More than 900 people are involved in the construction of Crossrail’s western tunnels between Royal Oak and Farringdon. Phyllis is one of eight Crossrail TBMs excavating 26 miles of tunnels between Royal Oak in west London and Woolwich in south-east London. The project’s TBMs incorporate six earth pressure balance machines for the main running tunnels between Royal Oak and Pudding Mill Lane, which will predominantly pass through ground made of London clay, sand and gravel. For the Thames Tunnel, which will mostly pass through chalk, the project is using two slurry TBMs.

Image two

Crossrail’s TBMs are designed to be operated by a ‘tunnel gang’ of around 20 people, including 12 people on the TBM unit and eight people working from the rear of the machine to above ground.
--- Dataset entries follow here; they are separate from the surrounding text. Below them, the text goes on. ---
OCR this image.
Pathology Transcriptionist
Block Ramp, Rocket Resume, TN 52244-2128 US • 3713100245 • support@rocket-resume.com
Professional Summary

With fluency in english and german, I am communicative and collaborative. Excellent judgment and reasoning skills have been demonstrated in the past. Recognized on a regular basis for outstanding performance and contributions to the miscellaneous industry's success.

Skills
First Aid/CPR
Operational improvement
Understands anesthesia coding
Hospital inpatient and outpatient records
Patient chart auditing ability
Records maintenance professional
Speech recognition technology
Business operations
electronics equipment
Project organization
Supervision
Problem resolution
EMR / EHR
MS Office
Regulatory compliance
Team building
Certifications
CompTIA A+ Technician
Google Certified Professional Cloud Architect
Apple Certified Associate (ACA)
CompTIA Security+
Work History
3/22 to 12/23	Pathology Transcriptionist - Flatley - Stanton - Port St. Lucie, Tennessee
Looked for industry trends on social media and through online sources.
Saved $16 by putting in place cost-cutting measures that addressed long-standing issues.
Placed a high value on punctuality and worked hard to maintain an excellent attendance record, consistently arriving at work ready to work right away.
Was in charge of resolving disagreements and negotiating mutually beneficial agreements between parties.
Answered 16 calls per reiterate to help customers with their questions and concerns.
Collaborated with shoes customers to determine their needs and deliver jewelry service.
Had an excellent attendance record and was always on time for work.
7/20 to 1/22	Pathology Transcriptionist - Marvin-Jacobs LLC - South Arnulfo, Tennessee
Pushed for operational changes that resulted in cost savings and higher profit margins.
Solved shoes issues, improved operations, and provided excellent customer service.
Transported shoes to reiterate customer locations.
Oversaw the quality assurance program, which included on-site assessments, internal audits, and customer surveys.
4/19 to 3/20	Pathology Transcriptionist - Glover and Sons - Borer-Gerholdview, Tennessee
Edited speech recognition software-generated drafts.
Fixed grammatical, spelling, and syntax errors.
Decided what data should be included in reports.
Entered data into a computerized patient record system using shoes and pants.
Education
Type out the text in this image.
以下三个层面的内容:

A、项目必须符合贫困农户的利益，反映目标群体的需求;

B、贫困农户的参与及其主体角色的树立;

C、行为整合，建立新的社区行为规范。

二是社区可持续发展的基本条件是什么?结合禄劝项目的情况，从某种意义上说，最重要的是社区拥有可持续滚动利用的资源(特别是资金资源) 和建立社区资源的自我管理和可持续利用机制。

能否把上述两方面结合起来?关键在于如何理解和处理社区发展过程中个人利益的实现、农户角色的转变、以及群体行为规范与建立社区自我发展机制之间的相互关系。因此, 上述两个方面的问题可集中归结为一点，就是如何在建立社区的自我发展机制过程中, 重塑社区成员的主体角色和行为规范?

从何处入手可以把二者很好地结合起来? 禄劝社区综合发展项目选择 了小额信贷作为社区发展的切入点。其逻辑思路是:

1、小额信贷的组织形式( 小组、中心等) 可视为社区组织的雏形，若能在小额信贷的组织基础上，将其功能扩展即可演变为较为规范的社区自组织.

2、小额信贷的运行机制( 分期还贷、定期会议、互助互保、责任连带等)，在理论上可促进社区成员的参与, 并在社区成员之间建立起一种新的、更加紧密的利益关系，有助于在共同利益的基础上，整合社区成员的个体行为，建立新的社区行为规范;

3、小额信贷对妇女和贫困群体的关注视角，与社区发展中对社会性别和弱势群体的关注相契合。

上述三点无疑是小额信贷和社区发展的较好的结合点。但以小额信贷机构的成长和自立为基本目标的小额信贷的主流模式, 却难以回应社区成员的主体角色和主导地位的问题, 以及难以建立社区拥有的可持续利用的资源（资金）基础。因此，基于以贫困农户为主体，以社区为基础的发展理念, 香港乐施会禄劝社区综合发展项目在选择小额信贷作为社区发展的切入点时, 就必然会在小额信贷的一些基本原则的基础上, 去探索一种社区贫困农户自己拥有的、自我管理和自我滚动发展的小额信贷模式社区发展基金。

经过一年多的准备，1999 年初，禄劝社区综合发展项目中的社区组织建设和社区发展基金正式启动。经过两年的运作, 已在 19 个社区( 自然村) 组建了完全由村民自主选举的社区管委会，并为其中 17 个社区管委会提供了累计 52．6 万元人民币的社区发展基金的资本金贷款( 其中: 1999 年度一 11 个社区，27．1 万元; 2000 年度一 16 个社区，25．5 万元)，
Crossrail ran a public vote to name each of the machines – Phyllis was named after Phyllis Pearsall, a London portrait artist who created the London A-Z street map in the 1930s, traversing 23,000 streets in the process.

Image three

Tunnelling works at the Hanover Square site of the new Bond Street station. When complete, the new Bond Street will be designed to handle anticipated passenger traffic growth from the current 155,000 passengers to 220,000 passengers a day. Hanover Square is the site of one of the station’s two new ticket halls, with the other located on Davies Street. The final station will feature step-free access to its 260m platforms, which will sit 26m beneath the south side of Oxford Street, one of London’s prime shopping locations.

Image four

A worker sprays concrete lining around a tunnel leading into Bond Street’s Hanover Square site. While the TBMs are responsible for Crossrail’s main tunnels, the sprayed concrete lining (SCL) technique is being used to build 12km of station platform tunnels, passages, access and grout tunnels along the route, where shorter tunnels of variable diameter are required. The SCL technique involves spraying the excavated ground with concrete to stabilise a tunnel and form its permanent lining.

Image five

A Crossrail team celebrates TBM Phyllis’s 2000th tunnel ring in the approach to Bond Street station. Crossrail programme director Andy Mitchell said: "Phyllis’s arrival at Bond Street is a significant milestone for Crossrail and within the next few weeks she will mark the half way point in her tunnel journey. When completed Crossrail will provide essential new links and additional transport capacity with an extra 1.5 million people able to reach Oxford Street within 45 minutes."

Image six

Excavation works are ongoing at Bond Street’s Davies Street ticket hall. Around 4.5 million tonnes of excavated material from the Crossrail project will be used to create the 1,500-acre Wallasea Island nature reserve on the Essex coast, which is expected to host tens of thousands of migratory birds, as well as helping protect against climate change and coastal flooding. Crossrail is hoping to reuse almost all of its excavated material, which will either be transported via its Northfleet site to Wallasea Island or other regeneration areas.